In Jesus’ world, to quote a verse from a passage typically hearkened an audience back to the context of the entire passage. Jesus argument can be summarized like this: “Be careful about proof-texting, O Sadducees! The enemies of My forefather David thought the same thing and they were proven wrong. You think because My vindication hasn’t come immediately that My Father has abandoned Me? David thought that too, but he was proven wrong. In fact, he was eventually able to confess, ‘[God] has not despised nor abhorred the affliction of the afflicted; neither has He hidden His face from him; but when he cried to Him for help, He heard!’ (Psalm 22:24).”
Who do those interpreters sound like who declare that Jesus was abandoned by God — David and His Son, or those who opposed and reviled them?
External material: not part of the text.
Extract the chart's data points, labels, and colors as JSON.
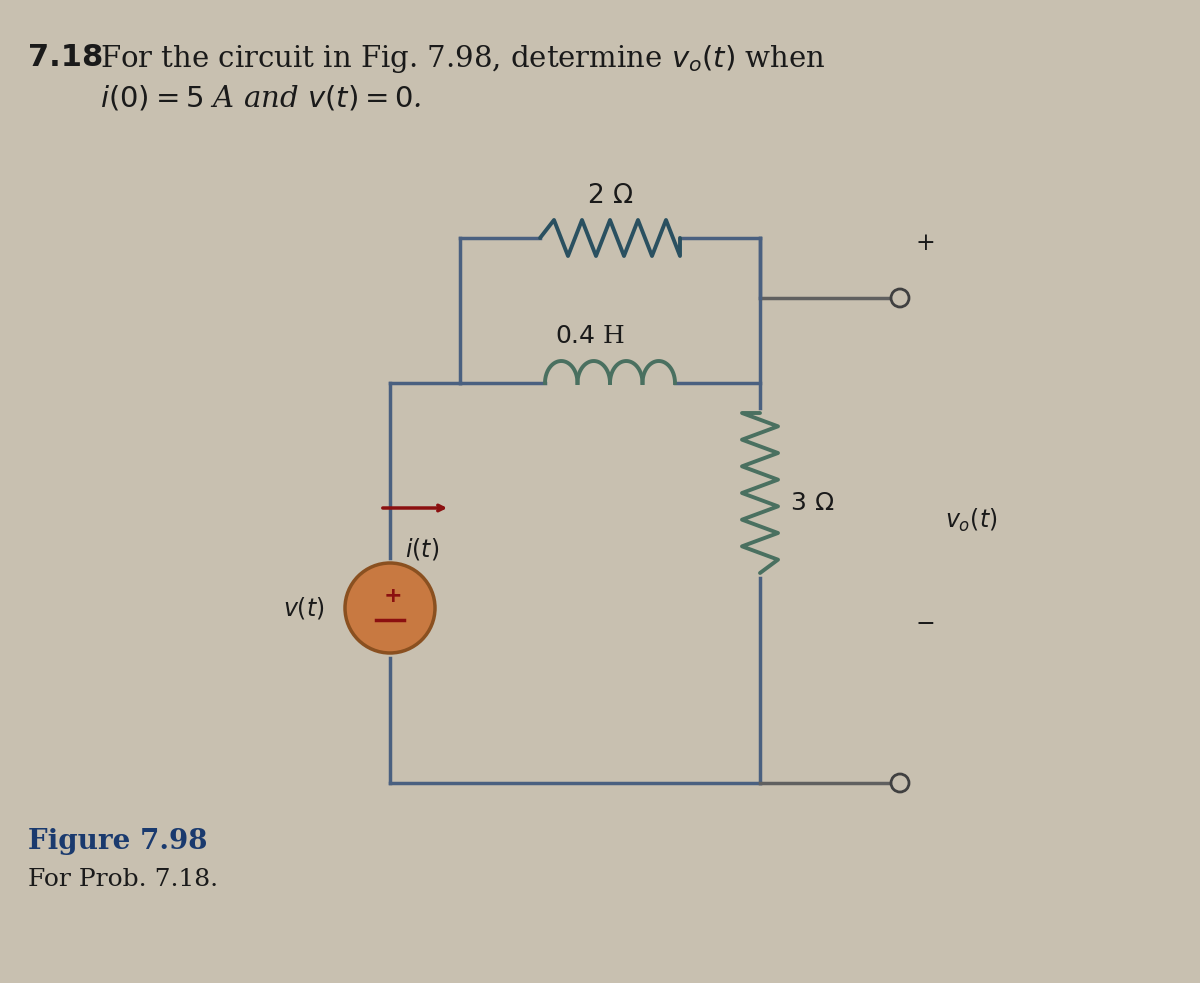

Thank God He didn’t abandon David or Jesus — had He done so, what chance would we have when we sin? His presence is guaranteed, not by our performance, but by His promise! And His promises are sure: He is with us even in the valley of the shadow of death (Psalm 23:4) and He is a very present help in time of trouble (Psalm 46:1). He does not waver: He will be with us even to the end of the age (Matthew 28:20)! Next time we’re in crisis mode, let’s remember that as we walk through our own “valley of the shadow of death,” “Yet You are with me” (Psalm 23:4). Our feelings may fluctuate, but His unchanging Word declares, “I will never leave you or forsake you!” (Hebrews 13:5).